A dignidade não é uma criação do Estado, nem um direito que pode ser concedido ou retirado por ele. Ela pertence ao indivíduo por sua própria condição humana. Justamente por isso, seu significado deve ser interpretado à luz do Public Meaning Originalism – a metodologia interpretativa que busca compreender a Constituição conforme o significado público das palavras no momento em que o texto foi promulgado. Quando a Constituição de 1988 consagrou a dignidade da pessoa humana como fundamento da República, o entendimento prevalente não era o de um princípio aberto e expansivo, que legitimaria qualquer intervenção estatal em nome de um ideal subjetivo de bem-estar. Pelo contrário, a dignidade estava ligada à garantia da liberdade individual, à proteção contra abusos do Estado e à preservação dos direitos fundamentais negativos – aqueles que asseguram a autonomia do indivíduo ao limitar o poder estatal.
Esse entendimento se alinha ao Cânone da Interpretação Contextual (Whole-Text Canon), que exige que a Constituição seja lida como um sistema coeso, onde cada dispositivo deve ser interpretado em harmonia com os demais. Assim, a dignidade da pessoa humana não pode ser tratada como um princípio isolado e absoluto, mas sim como parte integrante do arcabouço de direitos fundamentais expressamente protegidos no artigo 5º.

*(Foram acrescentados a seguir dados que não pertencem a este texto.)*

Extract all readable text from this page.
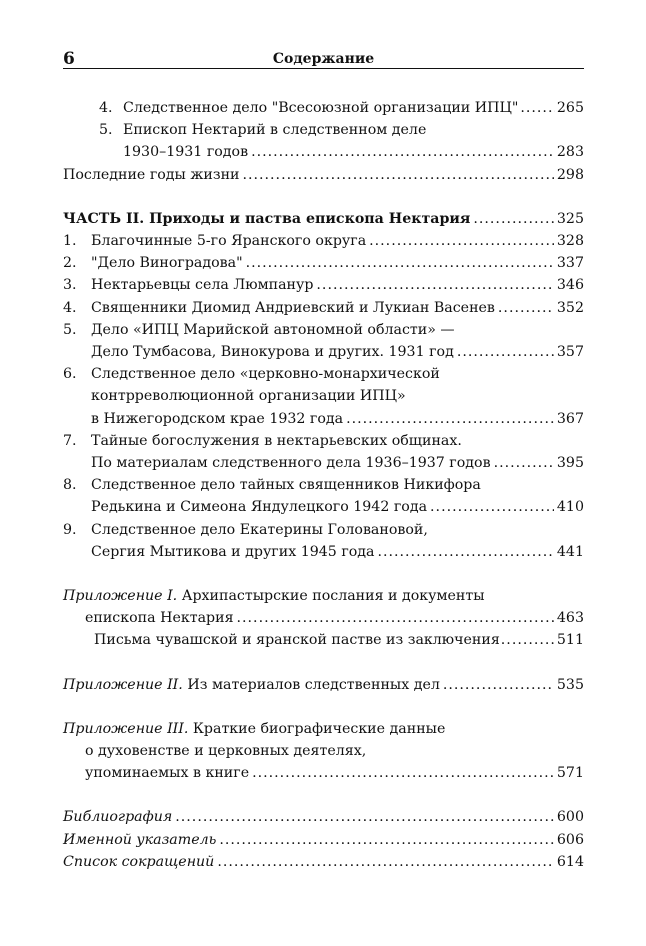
6	Содержание
4. Следственное дело "Всесоюзной организации ИПЦ" .....	265
5. Епископ Нектарий в следственном деле
1930–1931 годов .....	283
Последние годы жизни .....	298
ЧАСТЬ II. Приходы и паства епископа Нектария .....	325
1. Благочинные 5-го Яранского округа .....	328
2. "Дело Виноградова" .....	337
3. Нектарьевцы села Люмпанур .....	346
4. Священники Диомид Андриевский и Лукиан Васенев .....	352
5. Дело «ИПЦ Марийской автономной области» —
Дело Тумбасова, Винокурова и других. 1931 год .....	357
6. Следственное дело «церковно-монархической
контрреволюционной организации ИПЦ»
в Нижегородском крае 1932 года .....	367
7. Тайные богослужения в нектарьевских общинах.
По материалам следственного дела 1936–1937 годов .....	395
8. Следственное дело тайных священников Никифора
Редькина и Симеона Яндулецкого 1942 года .....	410
9. Следственное дело Екатерины Головановой,
Сергия Мытикова и других 1945 года .....	441
Приложение I. Архипастырские послания и документы
епископа Нектария .....	463
Письма чувашской и яранской пастве из заключения .....	511
Приложение II. Из материалов следственных дел .....	535
Приложение III. Краткие биографические данные
о духовенстве и церковных деятелях,
упоминаемых в книге .....	571
Библиография .....	600
Именной указатель .....	606
Список сокращений .....	614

Os direitos fundamentais negativos, como a liberdade de expressão (art. 5º, IV), a propriedade privada (art. 5º, XXII), a livre iniciativa (art. 170, caput), a inviolabilidade da vida e da privacidade (art. 5º, X), são a essência do que significa viver com dignidade. São esses direitos que permitem que cada indivíduo tome suas próprias decisões e molde sua vida conforme seus valores e aspirações. No entanto, ao longo dos anos, a dignidade foi reconfigurada como um conceito vago e elástico, manipulável conforme os interesses de quem detém o poder.
Essa mutação conceitual tem consequências graves. Quando a dignidade se torna um argumento para relativizar contratos, restringir liberdades ou justificar políticas públicas paternalistas, ela deixa de ser um direito individual para se tornar um instrumento de coerção. Se um contrato foi livremente pactuado, mas depois é anulado sob o pretexto de que uma das partes se viu em uma posição desvantajosa, estamos substituindo a responsabilidade individual pela tutela estatal. Isso contraria frontalmente o art. 5º, inciso II, que estabelece que ninguém será obrigado a fazer ou deixar de fazer algo senão em virtude de lei. Se discursos são censurados porque podem ferir a “dignidade” de determinados grupos, estamos colocando a subjetividade acima do direito inalienável à liberdade de expressão, assegurada pelo art. 5º, inciso IV. Se a dignidade é usada para justificar a criação de direitos sociais ilimitados, ignorando restrições constitucionais e responsabilidade fiscal, estamos permitindo que o Estado se expanda indefinidamente, em detrimento da liberdade e da segurança jurídica.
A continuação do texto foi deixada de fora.